Evolucionar y transformarse es una de las características esenciales de cualquier ser vivo. En el mundo vegetal, los árboles de gran fronda pasaron por un proceso de crecimiento hasta llegar a ser una marca en el paisaje cuya sombra cubre de las inclemencias del sol y la luz mientras alberga a los pájaros y otras especies. Lo mismo sucede con los animales, que enfrentamos ciclos evolutivos que incluyen nacer, crecer y morir.

Las ciudades son artefactos artificiales creados por la acción humana pero que también pueden considerarse como una entidad viva por su capacidad de transformación y cambio permanente. Por ello, es natural y deseable que vayan mutando a realidades cada vez más complejas y cambiantes.

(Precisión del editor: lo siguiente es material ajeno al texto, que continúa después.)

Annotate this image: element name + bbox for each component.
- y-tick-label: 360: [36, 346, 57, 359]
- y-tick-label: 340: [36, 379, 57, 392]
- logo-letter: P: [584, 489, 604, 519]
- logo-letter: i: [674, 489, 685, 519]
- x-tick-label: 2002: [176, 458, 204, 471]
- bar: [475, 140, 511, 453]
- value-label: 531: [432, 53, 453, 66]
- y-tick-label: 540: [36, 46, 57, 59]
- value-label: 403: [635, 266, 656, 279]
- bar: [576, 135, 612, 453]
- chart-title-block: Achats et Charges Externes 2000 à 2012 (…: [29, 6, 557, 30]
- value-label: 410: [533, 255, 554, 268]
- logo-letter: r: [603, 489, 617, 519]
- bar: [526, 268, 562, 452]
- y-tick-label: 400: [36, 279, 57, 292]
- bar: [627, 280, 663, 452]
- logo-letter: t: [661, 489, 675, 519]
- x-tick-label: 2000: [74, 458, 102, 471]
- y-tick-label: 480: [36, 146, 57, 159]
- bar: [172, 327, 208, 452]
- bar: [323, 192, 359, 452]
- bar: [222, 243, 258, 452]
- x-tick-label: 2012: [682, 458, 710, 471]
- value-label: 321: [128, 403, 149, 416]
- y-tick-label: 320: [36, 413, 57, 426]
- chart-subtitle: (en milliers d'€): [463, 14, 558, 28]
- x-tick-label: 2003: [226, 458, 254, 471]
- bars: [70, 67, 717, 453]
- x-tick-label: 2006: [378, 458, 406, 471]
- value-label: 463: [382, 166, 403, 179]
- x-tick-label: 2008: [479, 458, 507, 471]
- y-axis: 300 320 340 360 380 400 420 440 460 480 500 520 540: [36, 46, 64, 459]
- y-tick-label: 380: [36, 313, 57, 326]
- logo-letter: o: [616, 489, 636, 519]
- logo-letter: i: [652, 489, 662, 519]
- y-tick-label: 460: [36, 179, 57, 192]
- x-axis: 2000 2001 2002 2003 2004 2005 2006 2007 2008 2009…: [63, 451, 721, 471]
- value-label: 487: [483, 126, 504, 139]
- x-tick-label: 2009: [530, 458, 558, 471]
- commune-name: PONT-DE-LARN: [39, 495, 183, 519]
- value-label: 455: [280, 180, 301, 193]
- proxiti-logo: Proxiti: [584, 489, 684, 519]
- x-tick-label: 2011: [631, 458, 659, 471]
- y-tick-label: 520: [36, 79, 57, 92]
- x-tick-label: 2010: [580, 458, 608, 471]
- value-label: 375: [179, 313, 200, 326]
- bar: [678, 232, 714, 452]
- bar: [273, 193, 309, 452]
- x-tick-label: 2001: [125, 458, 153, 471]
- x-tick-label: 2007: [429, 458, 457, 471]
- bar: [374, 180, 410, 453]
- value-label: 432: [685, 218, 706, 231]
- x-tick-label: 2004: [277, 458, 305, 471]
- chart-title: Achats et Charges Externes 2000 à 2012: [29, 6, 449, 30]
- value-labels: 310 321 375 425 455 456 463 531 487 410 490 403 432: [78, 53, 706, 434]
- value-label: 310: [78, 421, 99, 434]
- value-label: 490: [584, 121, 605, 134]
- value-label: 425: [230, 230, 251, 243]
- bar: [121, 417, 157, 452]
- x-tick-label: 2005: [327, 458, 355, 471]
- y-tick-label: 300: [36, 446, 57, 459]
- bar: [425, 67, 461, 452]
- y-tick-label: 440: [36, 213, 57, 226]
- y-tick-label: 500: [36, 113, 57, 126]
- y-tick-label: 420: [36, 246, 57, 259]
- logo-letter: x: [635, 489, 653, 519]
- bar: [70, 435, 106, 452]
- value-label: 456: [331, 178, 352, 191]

Dicho esto, llama la atención que uno de los argumentos empleados por algunos gestores de las transformaciones urbanas es que “todo cambia” reduciendo la naturaleza de la evolución a una condición determinista a la cual hay que sujetarse sin cuestionarla, de manera acrítica. Si una sociedad acepta sin reclamo que el cambio es inevitable y no busca los mecanismos para transitar a otro estado de manera eficaz, estaremos negando la creatividad e inteligencia de la que fuimos dotados los seres humanos.